Pauca Verba is Latin for A Few Words.

Sunday, October 30, 2016

"So he ran on ahead and climbed up into a Sycamore tree to see him."

Last Sunday the gospel tax collector had no name. Today the featured tax collector is named Zacchaeus.  And Zacchaeus, we're told, "sought to see who Jesus was." This suggests he's not just caught up in the crowd's enthusiasm, but he's interested in Jesus. Perhaps he's heard of Jesus' teaching or reports of Jesus' miracles.
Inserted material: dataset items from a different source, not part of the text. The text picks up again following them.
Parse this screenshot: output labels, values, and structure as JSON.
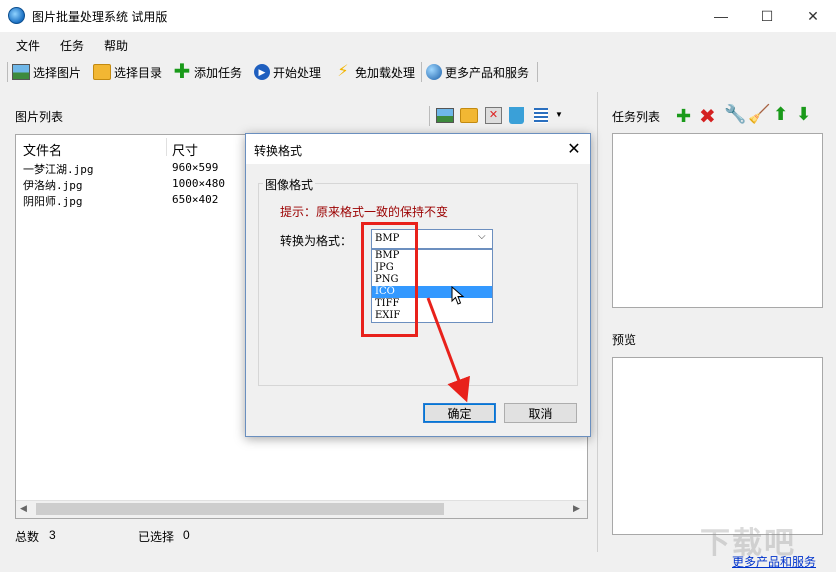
{
  "window": {
    "title": "图片批量处理系统 试用版",
    "controls": {
      "minimize": "—",
      "maximize": "☐",
      "close": "✕"
    }
  },
  "menu": [
    "文件",
    "任务",
    "帮助"
  ],
  "toolbar": [
    {
      "label": "选择图片",
      "icon": "image-icon"
    },
    {
      "label": "选择目录",
      "icon": "folder-icon"
    },
    {
      "label": "添加任务",
      "icon": "plus-icon"
    },
    {
      "label": "开始处理",
      "icon": "play-icon"
    },
    {
      "label": "免加载处理",
      "icon": "lightning-icon"
    },
    {
      "label": "更多产品和服务",
      "icon": "globe-icon"
    }
  ],
  "image_list": {
    "title": "图片列表",
    "columns": [
      "文件名",
      "尺寸"
    ],
    "rows": [
      {
        "name": "一梦江湖.jpg",
        "size": "960×599"
      },
      {
        "name": "伊洛纳.jpg",
        "size": "1000×480"
      },
      {
        "name": "阴阳师.jpg",
        "size": "650×402"
      }
    ]
  },
  "status": {
    "total_label": "总数",
    "total": "3",
    "selected_label": "已选择",
    "selected": "0"
  },
  "task_list": {
    "title": "任务列表"
  },
  "preview": {
    "title": "预览"
  },
  "more_link": "更多产品和服务",
  "dialog": {
    "title": "转换格式",
    "close": "✕",
    "group_title": "图像格式",
    "hint": "提示：原来格式一致的保持不变",
    "convert_label": "转换为格式：",
    "selected_value": "BMP",
    "options": [
      "BMP",
      "JPG",
      "PNG",
      "ICO",
      "TIFF",
      "EXIF"
    ],
    "highlighted_option": "ICO",
    "ok": "确定",
    "cancel": "取消"
  },
  "colors": {
    "highlight": "#3399ff",
    "annotation_red": "#e8211b",
    "hint_text": "#9b0000",
    "link": "#0033cc"
  }
}
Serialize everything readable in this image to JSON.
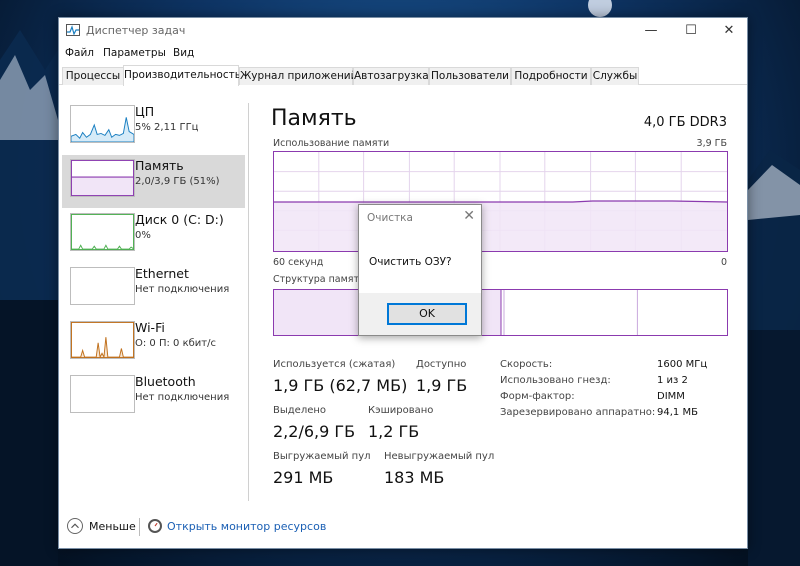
{
  "window": {
    "title": "Диспетчер задач"
  },
  "menu": [
    "Файл",
    "Параметры",
    "Вид"
  ],
  "tabs": [
    "Процессы",
    "Производительность",
    "Журнал приложений",
    "Автозагрузка",
    "Пользователи",
    "Подробности",
    "Службы"
  ],
  "sidebar": {
    "items": [
      {
        "name": "ЦП",
        "sub": "5% 2,11 ГГц"
      },
      {
        "name": "Память",
        "sub": "2,0/3,9 ГБ (51%)"
      },
      {
        "name": "Диск 0 (C: D:)",
        "sub": "0%"
      },
      {
        "name": "Ethernet",
        "sub": "Нет подключения"
      },
      {
        "name": "Wi-Fi",
        "sub": "О: 0 П: 0 кбит/с"
      },
      {
        "name": "Bluetooth",
        "sub": "Нет подключения"
      }
    ]
  },
  "main": {
    "title": "Память",
    "spec": "4,0 ГБ DDR3",
    "usage_label": "Использование памяти",
    "usage_max": "3,9 ГБ",
    "axis_left": "60 секунд",
    "axis_right": "0",
    "structure_label": "Структура памяти"
  },
  "stats": {
    "in_use_label": "Используется (сжатая)",
    "in_use_value": "1,9 ГБ (62,7 МБ)",
    "available_label": "Доступно",
    "available_value": "1,9 ГБ",
    "committed_label": "Выделено",
    "committed_value": "2,2/6,9 ГБ",
    "cached_label": "Кэшировано",
    "cached_value": "1,2 ГБ",
    "paged_label": "Выгружаемый пул",
    "paged_value": "291 МБ",
    "nonpaged_label": "Невыгружаемый пул",
    "nonpaged_value": "183 МБ"
  },
  "specs": [
    {
      "label": "Скорость:",
      "value": "1600 МГц"
    },
    {
      "label": "Использовано гнезд:",
      "value": "1 из 2"
    },
    {
      "label": "Форм-фактор:",
      "value": "DIMM"
    },
    {
      "label": "Зарезервировано аппаратно:",
      "value": "94,1 МБ"
    }
  ],
  "footer": {
    "fewer": "Меньше",
    "monitor": "Открыть монитор ресурсов"
  },
  "dialog": {
    "title": "Очистка",
    "message": "Очистить ОЗУ?",
    "ok": "OK"
  },
  "colors": {
    "memory_accent": "#8b3aaf",
    "cpu_accent": "#1a7fc1",
    "disk_accent": "#4caf50",
    "wifi_accent": "#c0701c"
  }
}
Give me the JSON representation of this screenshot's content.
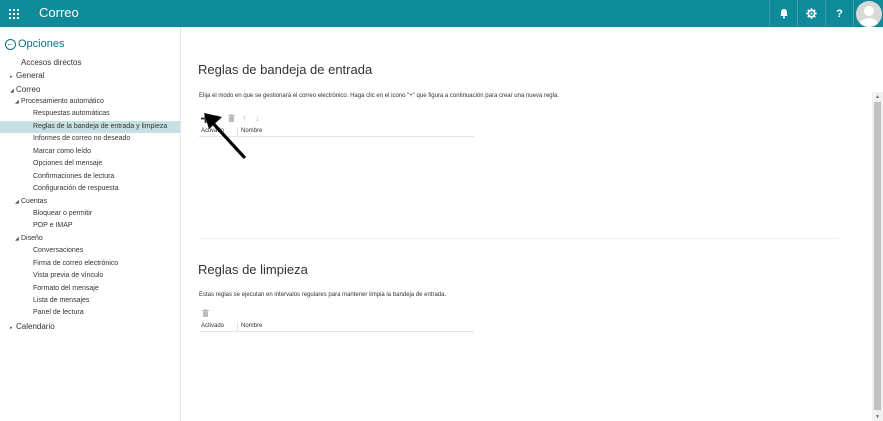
{
  "app": {
    "title": "Correo",
    "waffle_icon": "app-launcher-icon",
    "header_icons": [
      "bell-icon",
      "gear-icon",
      "help-icon",
      "avatar-icon"
    ],
    "help_glyph": "?",
    "brand_color": "#0f8a99"
  },
  "sidebar": {
    "title": "Opciones",
    "items": [
      {
        "label": "Accesos directos",
        "caret": ""
      },
      {
        "label": "General",
        "caret": "▸"
      },
      {
        "label": "Correo",
        "caret": "◢"
      },
      {
        "label": "Procesamiento automático",
        "caret": "◢"
      },
      {
        "label": "Respuestas automáticas",
        "caret": ""
      },
      {
        "label": "Reglas de la bandeja de entrada y limpieza",
        "caret": "",
        "selected": true
      },
      {
        "label": "Informes de correo no deseado",
        "caret": ""
      },
      {
        "label": "Marcar como leído",
        "caret": ""
      },
      {
        "label": "Opciones del mensaje",
        "caret": ""
      },
      {
        "label": "Confirmaciones de lectura",
        "caret": ""
      },
      {
        "label": "Configuración de respuesta",
        "caret": ""
      },
      {
        "label": "Cuentas",
        "caret": "◢"
      },
      {
        "label": "Bloquear o permitir",
        "caret": ""
      },
      {
        "label": "POP e IMAP",
        "caret": ""
      },
      {
        "label": "Diseño",
        "caret": "◢"
      },
      {
        "label": "Conversaciones",
        "caret": ""
      },
      {
        "label": "Firma de correo electrónico",
        "caret": ""
      },
      {
        "label": "Vista previa de vínculo",
        "caret": ""
      },
      {
        "label": "Formato del mensaje",
        "caret": ""
      },
      {
        "label": "Lista de mensajes",
        "caret": ""
      },
      {
        "label": "Panel de lectura",
        "caret": ""
      },
      {
        "label": "Calendario",
        "caret": "▸"
      }
    ]
  },
  "inbox_rules": {
    "title": "Reglas de bandeja de entrada",
    "description": "Elija el modo en que se gestionará el correo electrónico. Haga clic en el icono \"+\" que figura a continuación para crear una nueva regla.",
    "toolbar": {
      "add": "+",
      "edit": "✎",
      "delete": "🗑",
      "up": "↑",
      "down": "↓"
    },
    "columns": [
      "Activado",
      "Nombre"
    ]
  },
  "cleanup_rules": {
    "title": "Reglas de limpieza",
    "description": "Estas reglas se ejecutan en intervalos regulares para mantener limpia la bandeja de entrada.",
    "toolbar": {
      "delete": "🗑"
    },
    "columns": [
      "Activado",
      "Nombre"
    ]
  },
  "scrollbar": {
    "up": "▲",
    "down": "▼"
  }
}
But he's short and so runs ahead and climbs a sycamore tree in order to get a better view. The Sycamore tree is mentioned only this once in the New Testament, so we ought to pay attention to its meaning. Sycamores appear in the stories of ancient gods and goddesses. They symbolize growth, the pursuit of truth, bounty, protection and redemption. To understand the wisdom of the gods, the sycamore must be climbed mystically. And so here is Zacchaeus climbing the Sycamore to see Jesus. 

We can imagine that Zaccaheus took a ribbing from others because he was short. But that doesn't stop him from running and climbing the tree. I'd say the evangelist Luke intends that we find the scene funny: this little rich guy, running in cumbersome robes, balancing himself on a branch hanging over the road and peering out through the leaves. Kind of silly: "Zacchaeus, you're ridiculous." Zacchaeus, you look like a fool." "Zacchaeus, you're pathetic."

Jesus knows he's up in the tree. He also knows what's on the the tax collector's mind. And instead of rolling his eyes and laughing at him, Jesus calls him to come down and invites himself to dinner. In the Middle-Eastern world, dinner was an occasion of great intimacy and friendship. Jesus seems to reward Zacchaeus for taking the risk of looking ridiculous for his sake. 

Matthew Kelty was a Trappist monk of the Abbey of Gethsemani in Kentucky. At one point in his monastic life he was given permission to try an experimental community of six monks living in the greatest simplicity in the woods of Piedmont, North Carolina. Seven miles from town, the monks set out to create an environment of deep, prayerful serenity. They maintained the meatless diet of Trappists as a witness to non-violence and otherwise grew their own food. They learned weaving to make a living and welcomed numerous guests despite the rugged, no-frills lifestyle of the place. Needless to say, there were more than a few people who thought the monks were ridiculous, giving up the securities that come with living in a large, established monastic house.

Here's a section from Matthew Kelty's book Flute Solo, in which he describes a new depth of a Zacchaeus-like foolishness for a greater good or truth:

During our years in the Piedmont there was a great deal of anguish in the country over the war in Vietnam. Our concern was both with the lack of strong protest from the Catholic Church and the need to stress the monk as man identified with peace. We felt that many monks were insensitive to the moral implications of genuine patriotism. A lot of discussion led to a small decision; to have the phone removed. We had learned that the phone tax was a specific war tax, and perhaps the only one. Though we could have refused to pay it, we decided to go a step further and dispense with the phone altogether. Doing so turned out to be a blessing. It was sometimes an inconvenience, but we had peace. A six-foot wall around the place would not have assured us more privacy.

What creative monks - like Zaccaheus! But every Christian can do something ridiculous so to pursue wisdom, truth, goodness, redemption (which is not the same as going to heaven). Any ideas?


  1. Jesus rewards those who take risks for him, ridiculous or not. There are times in my life where I feel a need to do something to bring back my connection with God. I play the piano and one time I took a song book from Church and the only thing I would play on my piano were those church hymns. This lasted for several months, and although it might sound ridiculous, it helped me to feel more connected.

    1. Matthew Kelty says that more people would play instruments if they didn't have to worry that someone would evaluate their playing. More people would write poems if they didn't worry that there was a right and wrong way of doing it. More people would pray if they didn't have to think there was an approved and disapproved way. St. Paul says, "Whatever you do - do it for the Lord." That's suffices!

  2. A good read. AS always, A new look at a well known story.

  3. No matter what our past holds, Jesus forgives us. He sees past our flaws. He comes to us as he came to Zacchaeus because Zacchaeus put himself out there, trying to catch a glimpse of Jesus. And that in of itself is ridiculous, because Jesus already knew he was there.

  4. I want to be more curious when it comes to Jesus. Its a good prayer and hopefully will help me to read the bible more.

  5. A good way to approach this is to read the Gospel that's read at Mass each day. It's all online, of course.